ConocoPhillips is targeting a substantial inflection in free cash flow, aiming to generate between $12 billion and $12.5 billion annually by 2029 assuming an oil price environment near $65 per barrel. This projection represents a more than 50% increase over 2023 levels and is anchored by the scheduled startup of three large-scale projects: the second train at the Qatar LNG facility, the five-year plateau of the Aconcagua development in the Permian Basin, and the final phase of the Bayou Phoenix deepwater platform in the Gulf of Mexico.

2. Asset Profile and Project Drivers

The company’s diverse asset mix underpins its growth plan. In unconventional plays, production is expected to rise by 200,000 barrels of oil equivalent per day between 2024 and 2029, driven by efficiencies in drilling and completion, which have already reduced unit costs by 15% since 2021. Internationally, LNG volumes should climb by 30% over the same period, while deepwater output benefits from lower operating expenses after recent supply chain renegotiations cut subsea service costs by 12%. This geographic and product diversification is a cornerstone of ConocoPhillips’ strategy to mitigate localized downturns.

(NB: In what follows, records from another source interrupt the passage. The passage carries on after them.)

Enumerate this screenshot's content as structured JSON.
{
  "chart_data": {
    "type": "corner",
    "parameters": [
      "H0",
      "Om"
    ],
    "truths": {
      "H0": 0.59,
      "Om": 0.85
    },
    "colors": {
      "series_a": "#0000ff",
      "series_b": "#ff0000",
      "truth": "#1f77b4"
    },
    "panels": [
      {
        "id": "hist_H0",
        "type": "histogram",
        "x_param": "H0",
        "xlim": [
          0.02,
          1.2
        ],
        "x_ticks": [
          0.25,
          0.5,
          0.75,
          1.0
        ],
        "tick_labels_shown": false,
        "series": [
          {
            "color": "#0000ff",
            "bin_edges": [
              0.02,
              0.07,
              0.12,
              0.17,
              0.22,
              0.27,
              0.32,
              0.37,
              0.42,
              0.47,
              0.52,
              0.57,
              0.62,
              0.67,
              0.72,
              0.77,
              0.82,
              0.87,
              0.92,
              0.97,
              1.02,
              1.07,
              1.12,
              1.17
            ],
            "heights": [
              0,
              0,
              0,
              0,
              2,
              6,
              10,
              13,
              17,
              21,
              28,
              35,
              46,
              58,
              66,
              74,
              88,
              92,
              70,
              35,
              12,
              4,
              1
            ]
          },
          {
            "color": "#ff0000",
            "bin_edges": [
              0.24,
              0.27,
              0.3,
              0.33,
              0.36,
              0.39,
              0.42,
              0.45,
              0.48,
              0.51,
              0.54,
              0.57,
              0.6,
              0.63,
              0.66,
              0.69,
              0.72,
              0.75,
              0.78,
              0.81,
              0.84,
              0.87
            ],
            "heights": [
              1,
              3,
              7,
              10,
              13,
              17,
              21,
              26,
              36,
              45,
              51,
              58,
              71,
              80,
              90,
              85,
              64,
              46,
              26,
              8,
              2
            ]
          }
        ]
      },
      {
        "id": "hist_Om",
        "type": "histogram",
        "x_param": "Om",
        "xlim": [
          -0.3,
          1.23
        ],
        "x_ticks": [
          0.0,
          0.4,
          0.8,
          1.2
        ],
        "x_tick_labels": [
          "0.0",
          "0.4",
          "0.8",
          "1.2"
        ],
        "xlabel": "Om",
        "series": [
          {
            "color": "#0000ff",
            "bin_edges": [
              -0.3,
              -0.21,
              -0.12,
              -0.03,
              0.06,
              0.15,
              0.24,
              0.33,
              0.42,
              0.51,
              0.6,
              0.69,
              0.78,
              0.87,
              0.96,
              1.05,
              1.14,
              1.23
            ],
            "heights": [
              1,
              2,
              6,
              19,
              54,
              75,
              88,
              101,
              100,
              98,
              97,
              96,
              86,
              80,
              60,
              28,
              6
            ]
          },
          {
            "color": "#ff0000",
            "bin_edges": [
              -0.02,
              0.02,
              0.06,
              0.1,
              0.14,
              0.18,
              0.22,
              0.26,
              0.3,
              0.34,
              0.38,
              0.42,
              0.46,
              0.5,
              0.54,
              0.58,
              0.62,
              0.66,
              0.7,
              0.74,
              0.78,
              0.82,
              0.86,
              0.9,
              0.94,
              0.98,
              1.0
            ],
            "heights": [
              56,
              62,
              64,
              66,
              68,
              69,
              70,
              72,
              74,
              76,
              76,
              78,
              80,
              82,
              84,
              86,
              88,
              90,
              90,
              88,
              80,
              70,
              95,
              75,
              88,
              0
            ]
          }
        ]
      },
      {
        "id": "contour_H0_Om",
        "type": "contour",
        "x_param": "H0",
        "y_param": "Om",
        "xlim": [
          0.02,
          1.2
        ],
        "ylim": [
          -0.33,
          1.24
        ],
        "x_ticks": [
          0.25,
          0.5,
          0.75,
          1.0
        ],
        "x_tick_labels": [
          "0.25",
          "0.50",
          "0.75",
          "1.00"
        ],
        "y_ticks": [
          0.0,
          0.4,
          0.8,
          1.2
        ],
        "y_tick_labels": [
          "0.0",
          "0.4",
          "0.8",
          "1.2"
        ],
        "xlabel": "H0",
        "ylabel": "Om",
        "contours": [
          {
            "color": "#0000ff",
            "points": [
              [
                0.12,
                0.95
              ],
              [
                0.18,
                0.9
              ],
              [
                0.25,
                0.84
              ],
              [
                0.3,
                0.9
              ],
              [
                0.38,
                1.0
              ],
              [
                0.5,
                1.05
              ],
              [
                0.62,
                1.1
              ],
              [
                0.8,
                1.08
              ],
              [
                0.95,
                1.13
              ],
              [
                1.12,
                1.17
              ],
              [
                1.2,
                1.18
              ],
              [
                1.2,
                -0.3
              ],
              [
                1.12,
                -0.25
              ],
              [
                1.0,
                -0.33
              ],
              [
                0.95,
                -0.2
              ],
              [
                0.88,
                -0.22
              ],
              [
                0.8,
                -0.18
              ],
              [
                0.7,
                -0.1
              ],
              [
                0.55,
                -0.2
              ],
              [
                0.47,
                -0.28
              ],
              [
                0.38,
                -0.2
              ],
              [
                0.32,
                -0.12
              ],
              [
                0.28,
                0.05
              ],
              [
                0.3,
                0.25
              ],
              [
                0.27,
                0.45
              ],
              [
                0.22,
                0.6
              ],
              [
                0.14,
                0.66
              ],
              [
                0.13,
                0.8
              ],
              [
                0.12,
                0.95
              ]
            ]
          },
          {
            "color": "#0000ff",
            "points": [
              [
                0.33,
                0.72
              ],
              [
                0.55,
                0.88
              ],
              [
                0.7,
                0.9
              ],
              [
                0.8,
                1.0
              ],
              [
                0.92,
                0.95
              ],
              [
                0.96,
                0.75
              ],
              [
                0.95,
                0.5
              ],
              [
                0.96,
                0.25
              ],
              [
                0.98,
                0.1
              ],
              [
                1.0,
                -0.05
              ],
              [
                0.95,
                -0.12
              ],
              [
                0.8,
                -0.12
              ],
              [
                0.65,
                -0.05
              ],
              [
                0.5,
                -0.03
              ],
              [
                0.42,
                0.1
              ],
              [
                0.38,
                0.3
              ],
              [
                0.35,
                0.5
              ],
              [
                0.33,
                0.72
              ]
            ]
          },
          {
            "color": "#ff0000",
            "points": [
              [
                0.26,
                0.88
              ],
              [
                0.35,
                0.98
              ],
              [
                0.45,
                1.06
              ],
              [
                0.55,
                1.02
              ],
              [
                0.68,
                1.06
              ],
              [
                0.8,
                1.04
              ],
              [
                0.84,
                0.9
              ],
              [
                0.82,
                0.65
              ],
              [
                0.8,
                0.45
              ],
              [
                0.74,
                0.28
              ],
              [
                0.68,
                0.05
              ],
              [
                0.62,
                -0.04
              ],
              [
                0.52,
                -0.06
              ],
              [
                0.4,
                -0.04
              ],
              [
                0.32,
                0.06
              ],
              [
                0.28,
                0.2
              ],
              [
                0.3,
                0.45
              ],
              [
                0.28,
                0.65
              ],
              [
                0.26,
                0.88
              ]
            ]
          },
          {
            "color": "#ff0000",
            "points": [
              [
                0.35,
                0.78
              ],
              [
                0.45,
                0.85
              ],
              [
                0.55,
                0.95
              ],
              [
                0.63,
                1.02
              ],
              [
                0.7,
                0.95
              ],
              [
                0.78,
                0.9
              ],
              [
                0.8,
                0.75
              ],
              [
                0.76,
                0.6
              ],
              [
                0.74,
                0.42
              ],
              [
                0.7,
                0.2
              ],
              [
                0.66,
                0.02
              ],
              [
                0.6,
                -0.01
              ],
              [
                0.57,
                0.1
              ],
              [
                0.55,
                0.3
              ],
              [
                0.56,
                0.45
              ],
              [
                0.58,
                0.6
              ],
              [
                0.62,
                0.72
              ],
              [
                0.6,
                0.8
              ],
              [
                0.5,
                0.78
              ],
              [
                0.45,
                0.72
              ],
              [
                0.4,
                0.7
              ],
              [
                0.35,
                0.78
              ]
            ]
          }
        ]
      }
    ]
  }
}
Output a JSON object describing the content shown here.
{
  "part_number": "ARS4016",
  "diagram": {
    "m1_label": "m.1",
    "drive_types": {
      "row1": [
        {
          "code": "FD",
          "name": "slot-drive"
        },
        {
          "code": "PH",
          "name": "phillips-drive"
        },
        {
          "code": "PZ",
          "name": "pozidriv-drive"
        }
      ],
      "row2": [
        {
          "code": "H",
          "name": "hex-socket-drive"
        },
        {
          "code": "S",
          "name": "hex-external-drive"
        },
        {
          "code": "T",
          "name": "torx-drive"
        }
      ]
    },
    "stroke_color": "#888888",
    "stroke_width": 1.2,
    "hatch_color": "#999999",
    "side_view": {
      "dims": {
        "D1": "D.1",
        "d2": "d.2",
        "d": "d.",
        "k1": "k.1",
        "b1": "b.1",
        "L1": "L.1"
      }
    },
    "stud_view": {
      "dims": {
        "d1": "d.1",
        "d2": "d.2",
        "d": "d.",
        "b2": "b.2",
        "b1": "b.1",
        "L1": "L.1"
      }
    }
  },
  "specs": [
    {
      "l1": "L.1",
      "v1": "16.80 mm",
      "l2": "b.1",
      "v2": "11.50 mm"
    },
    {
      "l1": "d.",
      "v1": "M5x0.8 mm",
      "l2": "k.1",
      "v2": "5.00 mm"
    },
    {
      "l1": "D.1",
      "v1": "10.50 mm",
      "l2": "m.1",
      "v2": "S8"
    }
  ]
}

3. Balance Sheet Strength and Capital Returns

Despite a recent challenge stemming from a multi-billion-dollar arbitration award related to nationalized assets in Venezuela, the company maintains liquidity of over $8 billion and access to a $10 billion revolver. Net debt is forecast to decline to below 1.2 times EBITDA by year-end 2025. This financial flexibility supports a dividend growth target of at least 5% annually through 2028 and share repurchases totaling $5 billion over the next two years, representing approximately 20% of expected free cash flow generation during that period.